You can access it via the API. In fact, it’s essentially public, even though it’s linked to a given Steam user’s account on their specific leaderboard entry.
Using the example I gave above, when a player completes one of my leaderboard levels, I use the steamworks API to create a leaderboard entry. I then upload the run data as a separate file, linked to the player, and then associate that file to the leaderboard entry. From that point on, if a random player tries that level, the API will give them the run data of the top leaderboard entry’s run. So, anyone trying that level will be able to receive that data.
It’s a little bit complicated to set up, mostly because the steamworks stuff is so callback-heavy, but it’s not that bad.

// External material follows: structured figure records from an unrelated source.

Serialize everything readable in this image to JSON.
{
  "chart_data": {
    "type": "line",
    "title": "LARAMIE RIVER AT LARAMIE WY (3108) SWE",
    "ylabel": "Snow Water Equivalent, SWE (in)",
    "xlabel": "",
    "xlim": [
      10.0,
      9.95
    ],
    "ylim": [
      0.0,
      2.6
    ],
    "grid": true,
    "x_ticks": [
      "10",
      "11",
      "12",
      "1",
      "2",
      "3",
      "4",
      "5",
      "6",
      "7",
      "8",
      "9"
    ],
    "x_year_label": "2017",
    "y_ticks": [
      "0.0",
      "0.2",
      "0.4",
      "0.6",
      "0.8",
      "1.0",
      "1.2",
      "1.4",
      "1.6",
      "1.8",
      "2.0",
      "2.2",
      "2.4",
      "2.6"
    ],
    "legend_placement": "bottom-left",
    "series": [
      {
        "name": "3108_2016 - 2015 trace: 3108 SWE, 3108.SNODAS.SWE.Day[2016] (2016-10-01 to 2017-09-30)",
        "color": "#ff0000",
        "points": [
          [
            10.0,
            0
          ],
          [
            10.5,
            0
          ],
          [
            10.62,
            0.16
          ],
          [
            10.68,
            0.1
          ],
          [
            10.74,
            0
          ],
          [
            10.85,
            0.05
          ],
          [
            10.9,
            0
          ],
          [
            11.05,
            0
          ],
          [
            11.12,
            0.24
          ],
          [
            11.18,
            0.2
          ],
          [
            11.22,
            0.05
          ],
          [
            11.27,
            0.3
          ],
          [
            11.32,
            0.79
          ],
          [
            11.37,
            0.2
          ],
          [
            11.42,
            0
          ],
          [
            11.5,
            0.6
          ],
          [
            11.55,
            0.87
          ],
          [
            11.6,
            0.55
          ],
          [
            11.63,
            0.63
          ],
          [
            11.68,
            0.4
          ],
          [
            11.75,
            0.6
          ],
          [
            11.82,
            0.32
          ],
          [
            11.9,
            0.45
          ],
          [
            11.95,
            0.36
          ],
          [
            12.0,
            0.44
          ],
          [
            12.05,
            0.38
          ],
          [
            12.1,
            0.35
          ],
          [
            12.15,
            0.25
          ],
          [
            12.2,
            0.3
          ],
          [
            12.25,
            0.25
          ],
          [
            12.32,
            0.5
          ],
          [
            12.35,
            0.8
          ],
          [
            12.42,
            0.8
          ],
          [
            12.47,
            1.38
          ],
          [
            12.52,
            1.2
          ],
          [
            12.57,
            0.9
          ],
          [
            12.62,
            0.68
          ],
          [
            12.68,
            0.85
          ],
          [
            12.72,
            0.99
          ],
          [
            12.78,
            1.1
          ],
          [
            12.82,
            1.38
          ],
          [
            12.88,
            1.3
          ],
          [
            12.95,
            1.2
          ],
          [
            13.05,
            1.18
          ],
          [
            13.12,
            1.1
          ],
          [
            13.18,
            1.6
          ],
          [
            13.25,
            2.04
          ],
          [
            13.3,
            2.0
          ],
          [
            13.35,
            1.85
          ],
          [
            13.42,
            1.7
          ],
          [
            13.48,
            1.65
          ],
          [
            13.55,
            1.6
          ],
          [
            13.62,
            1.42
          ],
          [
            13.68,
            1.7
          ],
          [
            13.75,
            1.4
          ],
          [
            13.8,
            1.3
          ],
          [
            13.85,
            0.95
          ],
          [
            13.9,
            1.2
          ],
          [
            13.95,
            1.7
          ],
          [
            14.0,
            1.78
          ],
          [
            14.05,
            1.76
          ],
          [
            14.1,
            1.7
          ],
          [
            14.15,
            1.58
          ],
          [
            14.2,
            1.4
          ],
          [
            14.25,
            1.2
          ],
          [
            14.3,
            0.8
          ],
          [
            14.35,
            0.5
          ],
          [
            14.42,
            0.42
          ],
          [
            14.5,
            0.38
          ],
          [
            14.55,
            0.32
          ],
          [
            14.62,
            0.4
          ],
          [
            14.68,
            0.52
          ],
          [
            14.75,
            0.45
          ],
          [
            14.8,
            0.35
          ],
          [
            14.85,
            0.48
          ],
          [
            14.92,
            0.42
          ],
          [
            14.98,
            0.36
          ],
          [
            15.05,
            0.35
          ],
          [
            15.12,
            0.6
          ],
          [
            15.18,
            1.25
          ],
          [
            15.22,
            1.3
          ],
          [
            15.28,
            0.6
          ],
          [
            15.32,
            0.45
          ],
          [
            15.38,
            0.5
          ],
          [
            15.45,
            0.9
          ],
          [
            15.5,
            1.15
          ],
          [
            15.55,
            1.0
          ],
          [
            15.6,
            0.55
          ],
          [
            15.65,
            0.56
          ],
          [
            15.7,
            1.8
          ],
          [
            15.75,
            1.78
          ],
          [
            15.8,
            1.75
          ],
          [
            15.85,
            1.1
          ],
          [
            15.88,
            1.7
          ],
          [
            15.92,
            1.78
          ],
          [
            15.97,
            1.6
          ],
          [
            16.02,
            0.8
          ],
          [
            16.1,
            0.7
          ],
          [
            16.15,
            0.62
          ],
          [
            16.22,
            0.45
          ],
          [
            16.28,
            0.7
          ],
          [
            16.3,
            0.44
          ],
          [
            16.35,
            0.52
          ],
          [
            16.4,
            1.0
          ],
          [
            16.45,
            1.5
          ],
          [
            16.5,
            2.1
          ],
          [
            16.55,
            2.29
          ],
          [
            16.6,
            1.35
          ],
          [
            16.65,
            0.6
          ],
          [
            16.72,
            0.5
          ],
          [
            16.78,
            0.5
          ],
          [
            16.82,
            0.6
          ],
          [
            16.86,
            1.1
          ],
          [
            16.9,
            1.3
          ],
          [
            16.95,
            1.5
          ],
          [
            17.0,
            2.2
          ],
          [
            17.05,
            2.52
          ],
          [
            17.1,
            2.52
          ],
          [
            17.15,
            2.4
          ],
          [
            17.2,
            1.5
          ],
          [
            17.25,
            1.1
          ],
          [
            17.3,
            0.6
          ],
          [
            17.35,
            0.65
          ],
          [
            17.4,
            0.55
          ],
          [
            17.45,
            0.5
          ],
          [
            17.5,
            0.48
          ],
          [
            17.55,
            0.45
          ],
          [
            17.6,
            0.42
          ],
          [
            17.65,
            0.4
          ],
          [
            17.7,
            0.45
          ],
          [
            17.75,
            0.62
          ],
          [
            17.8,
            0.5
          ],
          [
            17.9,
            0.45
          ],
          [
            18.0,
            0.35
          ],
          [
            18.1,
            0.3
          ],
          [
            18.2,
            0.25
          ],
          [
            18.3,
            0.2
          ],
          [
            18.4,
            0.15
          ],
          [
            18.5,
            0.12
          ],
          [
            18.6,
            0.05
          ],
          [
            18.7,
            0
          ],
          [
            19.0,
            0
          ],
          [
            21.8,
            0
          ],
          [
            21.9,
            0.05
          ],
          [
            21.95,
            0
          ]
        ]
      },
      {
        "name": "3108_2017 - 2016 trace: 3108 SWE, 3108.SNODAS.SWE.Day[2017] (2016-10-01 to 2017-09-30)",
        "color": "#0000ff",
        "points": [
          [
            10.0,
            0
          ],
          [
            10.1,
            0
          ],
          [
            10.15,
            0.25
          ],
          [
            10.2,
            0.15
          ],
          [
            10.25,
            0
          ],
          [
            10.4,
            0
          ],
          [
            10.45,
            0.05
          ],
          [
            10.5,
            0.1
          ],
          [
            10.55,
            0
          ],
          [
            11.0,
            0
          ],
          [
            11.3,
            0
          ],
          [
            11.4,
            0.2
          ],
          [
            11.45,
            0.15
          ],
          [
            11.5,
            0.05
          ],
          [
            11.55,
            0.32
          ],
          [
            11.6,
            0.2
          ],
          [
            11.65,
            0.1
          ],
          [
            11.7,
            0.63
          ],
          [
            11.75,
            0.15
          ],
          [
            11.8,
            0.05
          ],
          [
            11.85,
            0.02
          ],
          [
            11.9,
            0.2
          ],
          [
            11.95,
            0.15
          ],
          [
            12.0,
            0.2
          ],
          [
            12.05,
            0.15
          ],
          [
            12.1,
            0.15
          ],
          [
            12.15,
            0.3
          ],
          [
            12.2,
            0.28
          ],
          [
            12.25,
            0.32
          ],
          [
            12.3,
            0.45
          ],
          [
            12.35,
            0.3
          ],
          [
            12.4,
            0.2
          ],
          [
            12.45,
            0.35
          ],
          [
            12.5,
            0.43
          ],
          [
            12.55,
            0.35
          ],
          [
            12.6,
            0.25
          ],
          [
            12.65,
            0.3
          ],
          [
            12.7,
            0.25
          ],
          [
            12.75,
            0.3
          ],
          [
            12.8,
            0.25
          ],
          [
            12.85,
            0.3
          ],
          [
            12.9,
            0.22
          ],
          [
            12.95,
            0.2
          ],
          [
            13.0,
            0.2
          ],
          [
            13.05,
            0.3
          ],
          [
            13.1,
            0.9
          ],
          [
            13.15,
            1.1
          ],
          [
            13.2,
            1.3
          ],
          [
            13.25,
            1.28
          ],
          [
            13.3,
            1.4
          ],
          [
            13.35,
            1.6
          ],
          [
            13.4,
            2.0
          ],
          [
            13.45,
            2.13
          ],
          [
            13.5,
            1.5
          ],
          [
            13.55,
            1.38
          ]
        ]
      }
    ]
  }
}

I’m trying to create an actual save file now to store all the data into, but I’m getting conflicting information about how to do this. Originally I was thinking about just saving it to a binary, but when I look up info about BinaryFormatter I keep finding things that say it’s obsolete. Is there a better way to save a file containing all this data? Right now I have it set up so that it needs to write:
An Opening class, for start-of-the-run data
A Room class that writes once every time the player passes into a new room (level) and contains the random seed for that room
A Player class that writes the player position and a few other stats at set intervals (still need to determine how long that interval is; once per second may be plenty)
An Enemy class that writes the enemy position, similar to the Player class, except it’s not in every room (there’s also only ever one enemy, so I only need to save it as often as the Player class).
A Door class that writes once whenever a player leaves a room
A Closing class, for end-of-the-run data
There is a flag in the Player class that will toggle when a door is used, so the file will need to save data something like this:
When I read the file back, I’ll need to read it back similarly, but will have the info I need in each of those blocks of class data that lets me know what to expect next.
Any suggestions, or is BinaryFormatter still a valid way to do all this?
I’m not concerned with people making edits; the file will exist only for a few moments while it is being uploaded to the Steam account, and even should it be interrupted and saved/edited, I should be able to tell by analysis that this was the case.
I’ll take a look into other serializers like you suggested, thanks!
Yes, modding Unity games is trivial. There’s whole readily available software that lets you mod and inject code into Unity’s runtime environment. If someone wanted to capture this temporary serialised file, it would be trivial to do so.
Yes, but that’s the purpose of doing these run saves. My intention is to make something I can pass the runs through in order to verify that they’re legitimate. If they modify the game, it will be clear because they’ll be doing things that aren’t possible, or doing things that aren’t lining up with the seed, or it has data contradicting an earlier run.